The two main issues we’re experiencing are:
A subset of users who successfully logged in to the cluster were not able to open the ondemand page (http://localhost:9090/) and launch the labs. (I tested this personally using their credentials)
The errors reported include
Internal Server Error
502 bad gateway error on the page
failed to map user
403 forbidden error on the page
A subset of users who successfully logged in to the cluster and launched the labs received errors as below:
Service Unavailable
The server is temporarily unable to service your request due to maintenance downtime or capacity problems. Please try again later.Apache/2.4.29 (Ubuntu) Server at localhost Port 9090
Our workaround for both of these is to
sudo killall nginx
But doing this in the middle of a bootcamp kills all the processes and effects all the users, so we are hoping to find the root of the problem so that we don’t have to resort to these measures.
We are requesting help with this issue. What next steps would you recommend for gathering information or addressing this issue?
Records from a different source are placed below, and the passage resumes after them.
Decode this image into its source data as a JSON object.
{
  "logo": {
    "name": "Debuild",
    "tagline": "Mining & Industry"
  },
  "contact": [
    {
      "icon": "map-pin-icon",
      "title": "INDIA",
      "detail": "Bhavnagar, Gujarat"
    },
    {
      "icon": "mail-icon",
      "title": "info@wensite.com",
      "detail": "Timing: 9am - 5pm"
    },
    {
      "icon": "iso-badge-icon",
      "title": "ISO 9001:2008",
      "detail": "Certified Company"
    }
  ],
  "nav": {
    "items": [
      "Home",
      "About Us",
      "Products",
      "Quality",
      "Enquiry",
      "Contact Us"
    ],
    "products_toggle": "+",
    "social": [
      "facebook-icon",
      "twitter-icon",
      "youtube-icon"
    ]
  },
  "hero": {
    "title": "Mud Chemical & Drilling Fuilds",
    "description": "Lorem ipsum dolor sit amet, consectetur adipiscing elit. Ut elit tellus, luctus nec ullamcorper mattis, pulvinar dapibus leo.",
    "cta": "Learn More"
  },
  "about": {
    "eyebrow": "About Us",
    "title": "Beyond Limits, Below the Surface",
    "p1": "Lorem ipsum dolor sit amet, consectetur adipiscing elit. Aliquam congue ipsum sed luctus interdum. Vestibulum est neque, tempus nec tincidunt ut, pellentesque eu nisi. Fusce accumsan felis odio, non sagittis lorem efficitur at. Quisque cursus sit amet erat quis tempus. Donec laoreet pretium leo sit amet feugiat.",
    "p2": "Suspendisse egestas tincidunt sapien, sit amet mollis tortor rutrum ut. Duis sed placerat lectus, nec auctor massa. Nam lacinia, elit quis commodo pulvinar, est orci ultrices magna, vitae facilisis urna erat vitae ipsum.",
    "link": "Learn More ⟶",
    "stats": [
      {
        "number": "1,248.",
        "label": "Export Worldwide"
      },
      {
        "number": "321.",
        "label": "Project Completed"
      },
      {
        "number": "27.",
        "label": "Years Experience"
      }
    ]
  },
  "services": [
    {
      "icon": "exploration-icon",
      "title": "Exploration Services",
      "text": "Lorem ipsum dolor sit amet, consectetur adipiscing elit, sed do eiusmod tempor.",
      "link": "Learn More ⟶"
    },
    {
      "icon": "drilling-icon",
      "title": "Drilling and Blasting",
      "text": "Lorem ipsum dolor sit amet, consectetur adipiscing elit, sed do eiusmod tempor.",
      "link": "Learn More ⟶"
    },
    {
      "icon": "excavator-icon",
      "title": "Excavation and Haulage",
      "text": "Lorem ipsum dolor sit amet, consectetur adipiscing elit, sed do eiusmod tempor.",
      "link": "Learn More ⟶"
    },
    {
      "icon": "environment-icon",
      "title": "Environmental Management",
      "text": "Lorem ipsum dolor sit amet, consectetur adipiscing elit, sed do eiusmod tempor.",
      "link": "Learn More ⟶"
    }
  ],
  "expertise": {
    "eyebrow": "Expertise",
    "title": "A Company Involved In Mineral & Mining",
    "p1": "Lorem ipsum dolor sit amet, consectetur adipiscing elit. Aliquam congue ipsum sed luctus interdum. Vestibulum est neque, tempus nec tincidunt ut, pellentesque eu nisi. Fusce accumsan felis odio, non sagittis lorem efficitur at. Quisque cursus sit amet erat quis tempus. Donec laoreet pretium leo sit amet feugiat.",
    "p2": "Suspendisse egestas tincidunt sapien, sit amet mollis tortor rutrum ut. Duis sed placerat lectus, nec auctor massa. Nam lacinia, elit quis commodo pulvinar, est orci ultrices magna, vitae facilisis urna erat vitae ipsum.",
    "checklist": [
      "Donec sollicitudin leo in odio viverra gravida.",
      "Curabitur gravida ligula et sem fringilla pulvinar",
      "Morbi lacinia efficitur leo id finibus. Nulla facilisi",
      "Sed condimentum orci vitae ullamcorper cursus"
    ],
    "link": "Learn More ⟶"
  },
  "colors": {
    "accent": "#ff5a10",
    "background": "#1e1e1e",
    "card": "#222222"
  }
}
The failed to map user 403 forbidden error on the page could be some sssd caching issue. You say that the user has to ssh into the box first, then connect to OOD?
I’d checkout out /var/log/apache2 for the 502 GW error and /var/log/messages our journalctl for some of the 503s.
I’d wonder if some of the 2nd error is load on apache or ulimits. I know apache2 starts with some silly defaults (like MaxKeepAliveRequests 100), maybe tweak these to increase capacity? Also look into the apache event mpm and increasing it’s settings (or the worker mpm if you want simpler config settings).
Also you can have users bookmark localhost:9000/nginx/stop?redir=/pun/sys/dashboard/ so they can restart their own PUNs when required.
[ (111)Connection refused: AH02454: HTTP: attempt to connect to Unix domain socket /var/run/ondemand-nginx/u00u5sy0nohcJdb8W9357/passenger.sock (*) failed
We think these errors are suggesting that we might be hitting some ulimit resource limits. Any suggestions on how to increase these limits specifically for the OOD processes would be greatly appreciated!
I found that we set this file so root has unlimited processes, so that maybe it because we initialize things as root and then fork into the user.
[~()] 🐯 cat /etc/security/limits.d/20-nproc.conf
# This file is being maintained by Puppet.
# DO NOT EDIT
* soft nproc 4096
root soft nproc unlimited
We run RHEL 7.9 and here are my ulimits as regular user. I’m having trouble sudoing into root to see it’s ulimits, but from searching /etc/security/ that’s the only override I came up with, to nproc.
[~()] 🐼 ulimit -a
core file size (blocks, -c) 0
data seg size (kbytes, -d) unlimited
scheduling priority (-e) 0
file size (blocks, -f) unlimited
pending signals (-i) 256899
max locked memory (kbytes, -l) 64
max memory size (kbytes, -m) unlimited
open files (-n) 1024
pipe size (512 bytes, -p) 8
POSIX message queues (bytes, -q) 819200
real-time priority (-r) 0
stack size (kbytes, -s) 8192
cpu time (seconds, -t) unlimited
max user processes (-u) 4096
virtual memory (kbytes, -v) unlimited
file locks (-x) unlimited